Paper ID:1663
Title:Learning Distributed Representations for Structured Output Prediction
Current Reviews

Submitted by Assigned_Reviewer_3

Q1: Comments to author(s). First provide a summary of the paper, and then address the following criteria: Quality, clarity, originality and significance. (For detailed reviewing guidelines, see
The paper investigates finding an encoding of labels as real valued/low dimensional vectors (as opposed to indicator vectors) in Structured Output (SO) prediction setting. Tensor products are used for non-unary potentials. The label representations are learned jointly with weight vectors using an alternating optimization procedure, minimizing the trace norm of the label representation matrix and minimizing the hinge loss on the data wrt feature weights. Experiments on multiclass classification and sequence labeling are provided.

Efficient encoding of labels is a well studied problem, eg. in the context of multi-class, multi-label, multi-task learning. Within SO prediction framework, this has been explored in hierarchical classification, where the (not low dimensional) encoding of the labels are extracted from a given taxonomy.
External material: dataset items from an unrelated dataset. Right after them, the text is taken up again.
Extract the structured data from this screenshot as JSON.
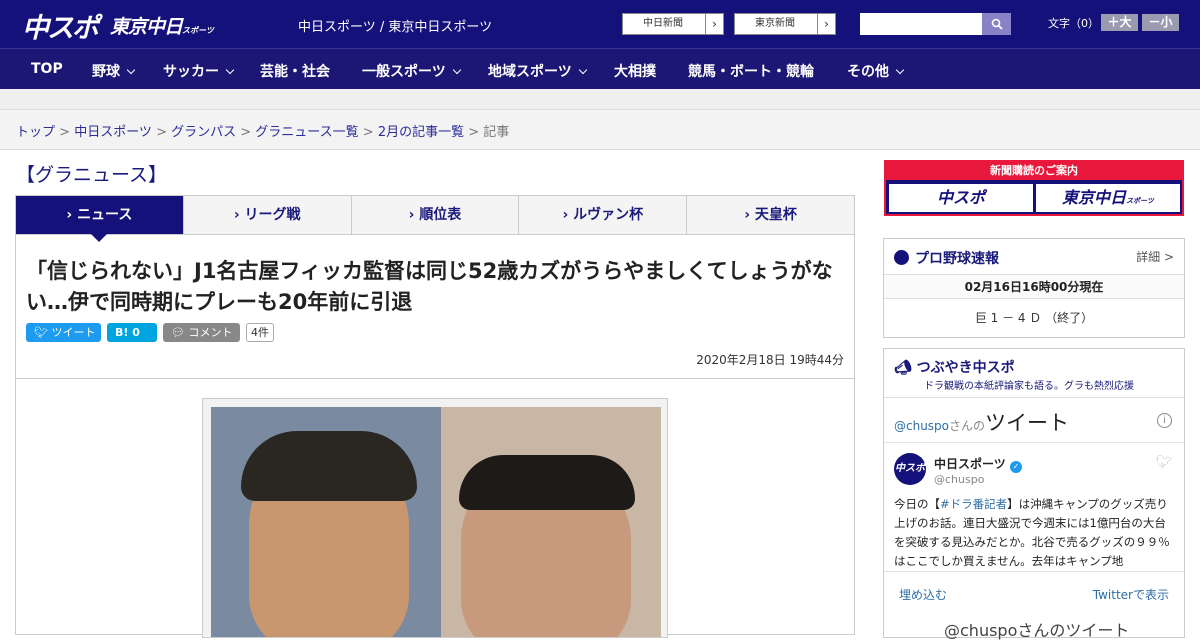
{
  "header": {
    "logo_chuspo": "中スポ",
    "logo_tokyo": "東京中日",
    "logo_tokyo_sub": "スポーツ",
    "sites_text": "中日スポーツ / 東京中日スポーツ",
    "btn_chunichi": "中日新聞",
    "btn_tokyo": "東京新聞",
    "font_label": "文字（0）",
    "font_up": "＋大",
    "font_down": "－小"
  },
  "nav": [
    "TOP",
    "野球",
    "サッカー",
    "芸能・社会",
    "一般スポーツ",
    "地域スポーツ",
    "大相撲",
    "競馬・ボート・競輪",
    "その他"
  ],
  "breadcrumb": {
    "items": [
      "トップ",
      "中日スポーツ",
      "グランパス",
      "グラニュース一覧",
      "2月の記事一覧"
    ],
    "current": "記事",
    "sep": " > "
  },
  "section_title": "【グラニュース】",
  "tabs": [
    "ニュース",
    "リーグ戦",
    "順位表",
    "ルヴァン杯",
    "天皇杯"
  ],
  "article": {
    "title": "「信じられない」J1名古屋フィッカ監督は同じ52歳カズがうらやましくてしょうがない…伊で同時期にプレーも20年前に引退",
    "tweet": "ツイート",
    "hatena": "B! 0",
    "comment": "コメント",
    "comment_count": "4件",
    "date": "2020年2月18日 19時44分"
  },
  "sidebar": {
    "ad_top": "新聞購読のご案内",
    "ad_left": "中スポ",
    "ad_right": "東京中日",
    "ad_right_sub": "スポーツ",
    "baseball_title": "プロ野球速報",
    "baseball_more": "詳細 >",
    "baseball_time": "02月16日16時00分現在",
    "baseball_score": "巨 1 － 4 Ｄ （終了）",
    "tsubuyaki_title": "つぶやき中スポ",
    "tsubuyaki_sub": "ドラ観戦の本紙評論家も語る。グラも熱烈応援",
    "tw_handle_pre": "@chuspo",
    "tw_handle_mid": "さんの",
    "tw_handle_big": "ツイート",
    "tw_name": "中日スポーツ",
    "tw_id": "@chuspo",
    "tw_text_1": "今日の【",
    "tw_hashtag": "#ドラ番記者",
    "tw_text_2": "】は沖縄キャンプのグッズ売り上げのお話。連日大盛況で今週末には1億円台の大台を突破する見込みだとか。北谷で売るグッズの９９％はここでしか買えません。去年はキャンプ地",
    "embed": "埋め込む",
    "view_on_twitter": "Twitterで表示",
    "tw_footer": "@chuspoさんのツイート"
  }
}
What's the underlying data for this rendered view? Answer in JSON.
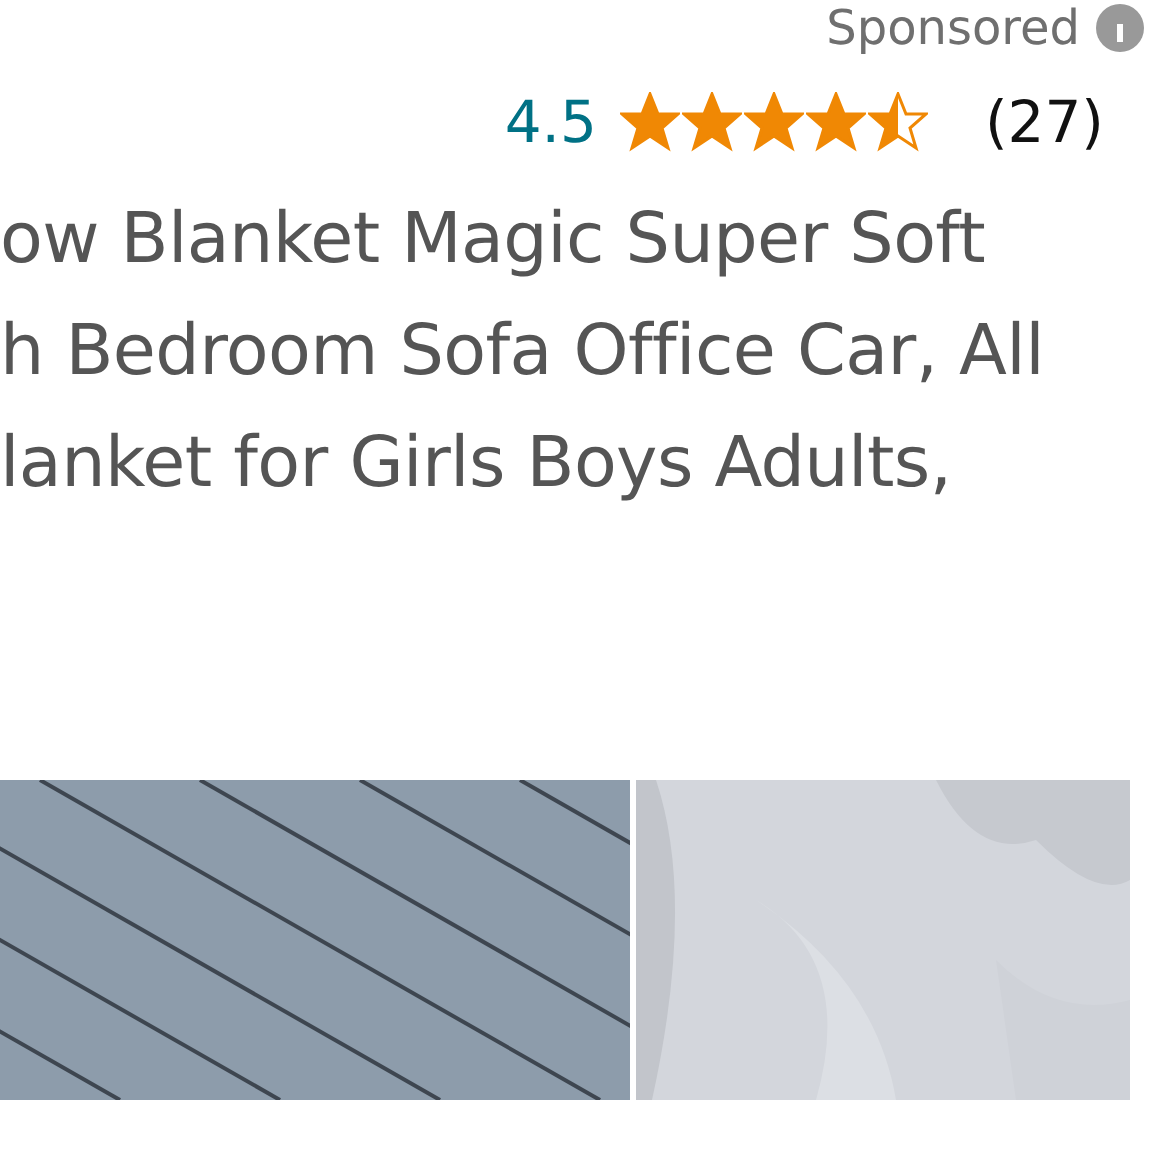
{
  "sponsored": {
    "label": "Sponsored"
  },
  "rating": {
    "value": "4.5",
    "stars": 4.5,
    "count": "(27)"
  },
  "title_lines": [
    "ow Blanket Magic Super Soft",
    "h Bedroom Sofa Office Car, All",
    "lanket for Girls Boys Adults,"
  ]
}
The paper nicely generalizes this idea when the predicted object can have arbitrary dependences using tensor products and adapts existing methods (alternating optimization procedure for low rank label matrix and feature weights). According to my knowledge, this had not been done for structured objects. The paper is clear and proposed method is sensible. While not very detailed, experiments show the validity of the approach. For the multiclass setting, comparison to a hierarchical SVM model [23] would be useful (while reminding the reader that such a taxonomy may not be available for many applications). It would also be interesting to show/mention the relations between inferred label representations (perhaps in an appendix).
Q2: Please summarize your review in 1-2 sentences
Using techniques from literature on multilabel/multitask learning, generalizes SO prediction to low dimensional label encoding. While not on the high end of the originality spectrum, a useful and novel technique (to the best of my knowledge) that can be impactful researchers in the field.

Submitted by Assigned_Reviewer_10

Q1: Comments to author(s). First provide a summary of the paper, and then address the following criteria: Quality, clarity, originality and significance. (For detailed reviewing guidelines, see
Summary: The authors propose learning a distributed representation of outputs for structured prediction. Unlike multi-class embeddings, the label embeddings in this case need to be composable to form higher order factors. I.e. instead of a bilinear combination producing m*n values, we need a multi-linear combination producing m^2*n values for bigram factors, etc. The authors propose using the tensor product as a natural solution. Experimentally, they can learn POS tagging bigram models using low-rank tensors that outperform full rank explicit representations.

Major comments:

This paper is easy to understand at a high level, and the idea is very natural. In fact, using tensor decompositions for high order feature combinations is concurrently explored in the NLP community (see e.g. Low Rank Tensors for Scoring Dependency Structures, Lei et al. ACL2014). This is a nice explanation of how the idea can be applied to structured prediction in general. It will be immediately useful and interesting to anyone interested in structured prediction.

However, I felt the paper was very short on details. For instance, Algorithm 1 is so general as to be practically useless. It is literally just an algorithmic definition of alternating minimization. It would be much easier for other practioners to at least provide some equations showing that the gradient computations do not change; inference algorithms do not change, etc. Furthermore, there are a lot of practical concerns; how important is it to use a nuclear norm, instead of just assume fixed low rank and do standard SGD without needing proximal methods? What is impact on the training and evaluation time? In theory, low rank methods could be faster than traditional structured prediction, but the sparsity in 1-hot representations typically leads to very fast models, and this would sacrifice that speedup.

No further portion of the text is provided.